US 12,133,683 B2
Vision testing via prediction-based setting of initial stimuli characteristics for user interface locations
Mohamed Abou Shousha, Fort Lauderdale, FL (US)
Assigned to University of Miami, Miami, FL (US)
Filed by UNIVERSITY OF MIAMI, Miami, FL (US)
Filed on Aug. 3, 2021, as Appl. No. 17/393,101.
Application 17/393,101 is a continuation in part of application No. 17/343,292, filed on Jun. 9, 2021, granted, now 11,659,987.
Application 17/343,292 is a continuation of application No. 17/083,043, filed on Oct. 28, 2020, granted, now 11,039,742, issued on Jun. 22, 2021.
Prior Publication US 2022/0125299 A1, Apr. 28, 2022
Int.

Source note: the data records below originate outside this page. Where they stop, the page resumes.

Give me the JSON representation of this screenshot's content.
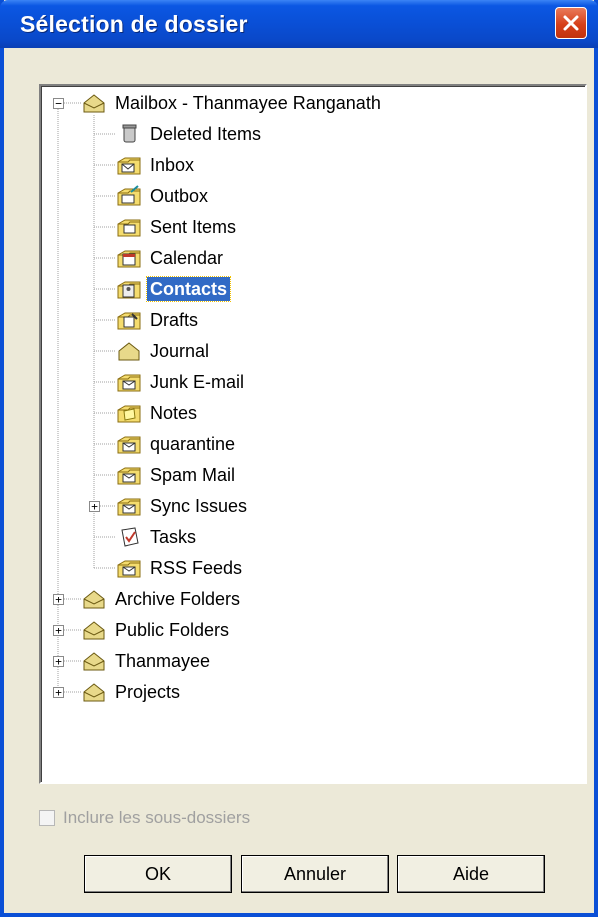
{
  "window": {
    "title": "Sélection de dossier"
  },
  "tree": {
    "root": {
      "label": "Mailbox - Thanmayee Ranganath",
      "icon": "mailbox-folder-icon",
      "expanded": true
    },
    "children": [
      {
        "label": "Deleted Items",
        "icon": "trash-folder-icon"
      },
      {
        "label": "Inbox",
        "icon": "inbox-folder-icon"
      },
      {
        "label": "Outbox",
        "icon": "outbox-folder-icon"
      },
      {
        "label": "Sent Items",
        "icon": "sent-folder-icon"
      },
      {
        "label": "Calendar",
        "icon": "calendar-folder-icon"
      },
      {
        "label": "Contacts",
        "icon": "contacts-folder-icon",
        "selected": true
      },
      {
        "label": "Drafts",
        "icon": "drafts-folder-icon"
      },
      {
        "label": "Journal",
        "icon": "journal-folder-icon"
      },
      {
        "label": "Junk E-mail",
        "icon": "mail-folder-icon"
      },
      {
        "label": "Notes",
        "icon": "notes-folder-icon"
      },
      {
        "label": "quarantine",
        "icon": "mail-folder-icon"
      },
      {
        "label": "Spam Mail",
        "icon": "mail-folder-icon"
      },
      {
        "label": "Sync Issues",
        "icon": "mail-folder-icon",
        "expandable": true
      },
      {
        "label": "Tasks",
        "icon": "tasks-folder-icon"
      },
      {
        "label": "RSS Feeds",
        "icon": "mail-folder-icon"
      }
    ],
    "top_level": [
      {
        "label": "Archive Folders",
        "icon": "mailbox-folder-icon"
      },
      {
        "label": "Public Folders",
        "icon": "mailbox-folder-icon"
      },
      {
        "label": "Thanmayee",
        "icon": "mailbox-folder-icon"
      },
      {
        "label": "Projects",
        "icon": "mailbox-folder-icon"
      }
    ]
  },
  "checkbox": {
    "label": "Inclure les sous-dossiers",
    "checked": false,
    "enabled": false
  },
  "buttons": {
    "ok": "OK",
    "cancel": "Annuler",
    "help": "Aide"
  },
  "colors": {
    "titlebar": "#0a4fd6",
    "selection": "#316ac5",
    "dialog_bg": "#ece9d8"
  }
}
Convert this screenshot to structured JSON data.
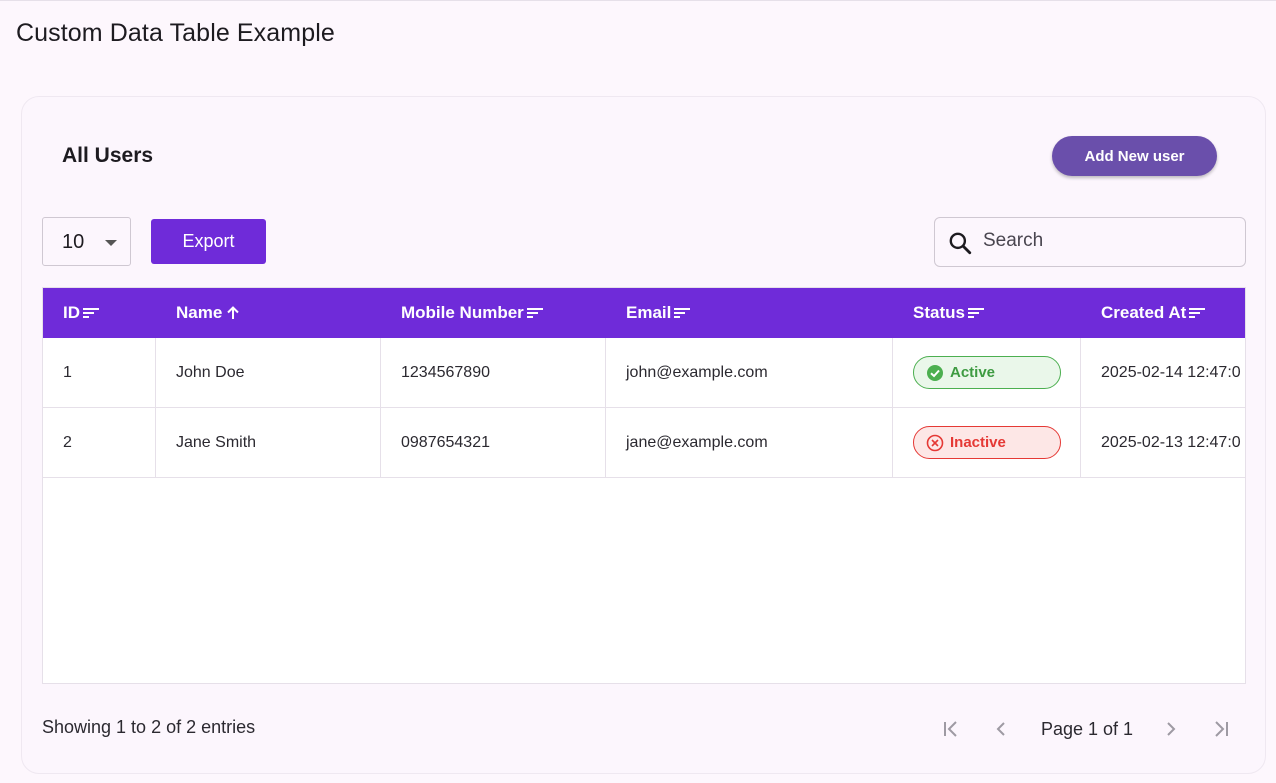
{
  "app": {
    "title": "Custom Data Table Example"
  },
  "card": {
    "title": "All Users",
    "add_button": "Add New user"
  },
  "toolbar": {
    "page_size": "10",
    "export_label": "Export",
    "search_placeholder": "Search"
  },
  "table": {
    "columns": [
      "ID",
      "Name",
      "Mobile Number",
      "Email",
      "Status",
      "Created At"
    ],
    "rows": [
      {
        "id": "1",
        "name": "John Doe",
        "mobile": "1234567890",
        "email": "john@example.com",
        "status": "Active",
        "created_at": "2025-02-14 12:47:0"
      },
      {
        "id": "2",
        "name": "Jane Smith",
        "mobile": "0987654321",
        "email": "jane@example.com",
        "status": "Inactive",
        "created_at": "2025-02-13 12:47:0"
      }
    ]
  },
  "footer": {
    "summary": "Showing 1 to 2 of 2 entries",
    "page_label": "Page 1 of 1"
  },
  "colors": {
    "primary": "#6f2bd9",
    "add_button": "#6a4fab",
    "active": "#4caf50",
    "inactive": "#e53935"
  }
}
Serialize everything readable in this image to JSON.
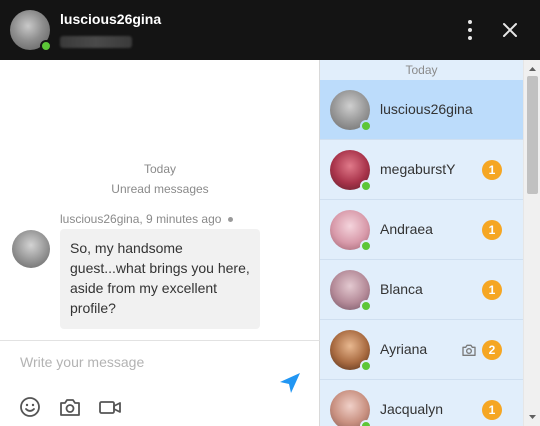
{
  "header": {
    "username": "luscious26gina",
    "icons": [
      "more-vert-icon",
      "close-icon"
    ]
  },
  "chat": {
    "day_label": "Today",
    "unread_label": "Unread messages",
    "message": {
      "meta": "luscious26gina, 9 minutes ago",
      "text": "So, my handsome guest...what brings you here, aside from my excellent profile?"
    }
  },
  "composer": {
    "placeholder": "Write your message",
    "icons": [
      "send-icon",
      "emoji-icon",
      "camera-icon",
      "video-icon"
    ]
  },
  "sidebar": {
    "day_label": "Today",
    "contacts": [
      {
        "name": "luscious26gina",
        "badge": "",
        "active": true
      },
      {
        "name": "megaburstY",
        "badge": "1"
      },
      {
        "name": "Andraea",
        "badge": "1"
      },
      {
        "name": "Blanca",
        "badge": "1"
      },
      {
        "name": "Ayriana",
        "badge": "2",
        "icon": "camera-icon"
      },
      {
        "name": "Jacqualyn",
        "badge": "1"
      }
    ]
  },
  "colors": {
    "header_bg": "#141414",
    "online": "#5cc637",
    "badge": "#f5a623",
    "active_contact": "#bcdcfb",
    "sidebar_bg": "#e1eefb",
    "send_icon": "#2196f3"
  }
}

Cl. A61B 3/024 (2006.01); A61B 3/02 (2006.01); A61B 3/028 (2006.01); A61B 3/06 (2006.01); G06N 3/02 (2006.01); G16H 50/20 (2018.01); G16H 50/30 (2018.01)
CPC A61B 3/024 (2013.01) [A61B 3/022 (2013.01); A61B 3/028 (2013.01); A61B 3/06 (2013.01); G06N 3/02 (2013.01); G16H 50/20 (2018.01); G16H 50/30 (2018.01)] 20 Claims
OG exemplary drawing
 
1. A system for dynamically determining stimuli characteristics for vision defect determination during a vision test in a head mounted display, the system comprising:
one or more processors; and
non-transitory computer-readable media storing instructions that, when executed by the one or more processors, cause operations comprising:
obtaining first feedback indicating a binary characteristic under which a user sees one or more first stimuli presented on a user interface, wherein indicating the binary characteristic under which the user sees one or more first stimuli presented on the user interface consists of indicating whether the user sees one or more first stimuli presented on the user interface with a first characteristic or a second characteristic;
generating a feature input based on the first feedback;
inputting the feature input into a prediction model, wherein the prediction model is neural network trained to predict non-binary characteristics for sets of locations and confidence scores associated with the sets of locations based on feedback indicating binary characteristics under which users see one or more stimuli presented on user interfaces;
obtaining, via the prediction model, based on the first feedback, (i) a set of predicted non-binary characteristics for a set of locations of the user interface and (ii) a set of confidence scores associated with the set of locations;
selecting, based on the set of confidence scores, one or more locations of the set of locations that are to be tested during a visual test presentation, the one or more locations being selected over one or more other locations of the set of locations based on the set of confidence scores;
presenting, based on the set of predicted non-binary characteristics for the set of locations of the user interface, one or more stimuli at the selected locations during the visual test presentation;
obtaining second feedback indicating one or more threshold characteristics under which the user sees the one or more stimuli at the selected locations, wherein the one or more threshold characteristics are non-binary characteristics; and
generating visual defect information for the user based on the second feedback.